DÜNYA futbol felsefesi değişiyor. Bu yeni felsefe oyuncu tanımını da değiştirdi ve mevki kavramı ortadan kalktı. Hele sabit oyun kalıbında, hiçbir futbolcunun yeri yok. Sistemin dışına çıkıp, yaratıcı role soyunanlara yer var.
Bu yeni tanım ışığında Galatasaray’a baktığımda, "Gezgin futbolcu kalabalığı" gözüme çarptı. Başta Arda, sahanın bütün alanlarını kullandı. Sahadaki görevinin yanında, yeni hedefler bulma çabasındaydı. Arda’ya uyan iki isim daha vardı, Hasan Şaş ve Serkan’dı. Galatasaray, Trabzonspor’u adeta sahasına hapsetti, topu kullanmaları için alan bulmalarının önüne geçti.

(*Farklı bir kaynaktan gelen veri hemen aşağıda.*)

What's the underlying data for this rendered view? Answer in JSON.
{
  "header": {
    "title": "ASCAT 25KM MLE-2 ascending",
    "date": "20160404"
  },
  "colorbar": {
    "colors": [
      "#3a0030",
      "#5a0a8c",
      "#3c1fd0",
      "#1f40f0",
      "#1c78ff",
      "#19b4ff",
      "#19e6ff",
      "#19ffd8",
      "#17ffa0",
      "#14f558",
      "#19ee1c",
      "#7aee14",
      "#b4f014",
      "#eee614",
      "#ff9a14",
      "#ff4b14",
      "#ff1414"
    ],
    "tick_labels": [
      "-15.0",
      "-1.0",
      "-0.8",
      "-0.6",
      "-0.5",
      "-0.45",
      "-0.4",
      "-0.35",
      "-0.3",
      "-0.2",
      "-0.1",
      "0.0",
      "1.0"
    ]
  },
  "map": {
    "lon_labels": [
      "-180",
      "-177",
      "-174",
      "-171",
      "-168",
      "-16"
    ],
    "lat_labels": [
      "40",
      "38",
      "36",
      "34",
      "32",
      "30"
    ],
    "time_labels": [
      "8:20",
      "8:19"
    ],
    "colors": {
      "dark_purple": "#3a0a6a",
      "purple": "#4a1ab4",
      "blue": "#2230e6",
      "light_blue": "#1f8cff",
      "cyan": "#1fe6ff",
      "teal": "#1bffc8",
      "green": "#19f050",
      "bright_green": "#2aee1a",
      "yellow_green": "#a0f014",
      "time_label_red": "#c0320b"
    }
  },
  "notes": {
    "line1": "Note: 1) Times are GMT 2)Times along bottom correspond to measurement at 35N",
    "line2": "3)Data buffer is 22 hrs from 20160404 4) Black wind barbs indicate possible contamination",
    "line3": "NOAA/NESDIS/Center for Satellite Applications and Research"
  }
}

G.Saray’ın her zaman mükemmel futbol oynayan savunmasında, Song ile Servet, hücumdaki Umut’un topla buluşmasını engelledi.
Tüm bunlara rağmen oyun beraberliğe kilitlendi. Bu tür durumlarda, liderin ortaya çıkması gerekir. Ben, Lincoln’ü aradım. Doğrusu ara sıra parlamanın dışında onu bulamadım. Defansın önünde oynayan Mehmet Topal, hem top çalmada, hem hücumda gol arayışları içindeydi.
Geleceğin takımı
Feldkamp daha sonra akıllılık edip Volkan ve Sabri’yi oyuna alarak sahayı daha da daralttı. Trabzonspor’un hücum teşebbüsünde az görünen rakibini daha da kilitledi. Bir ara gol arayan Trabzonspor, beklenmedik bir anda golü kalesinde görünce oyundan düştü.
Galatasaray, genç ve dinamik ekip kurdu. Böyle de yola devam etmeli. Bir maç kaybetse bile geleceğin takımını yerleştirmiş olur.
Galatasaray’da, fizik gücü düşüş gösteriyor diyenler, bu takımı yakından takip etmeyenlerdi. Futbol bu, yazanı da, izleyeni de bu oyunun içinde olmalı, sanal aleme yer yok bu dünyada.
Serkan Çalık için sözlerimi son satıra sakladım. Serkan tıpkı o şarkıdaki gibi, "Ufacık tefecik ama onda bir başkalık var" 90 dakika boyunca her yere daldı, çıktı, saldırdı. Tıpkı bir "Otoban faresi" gibiydi. Ve ödülünü de attığı golle aldı. Aferin sana Serkan.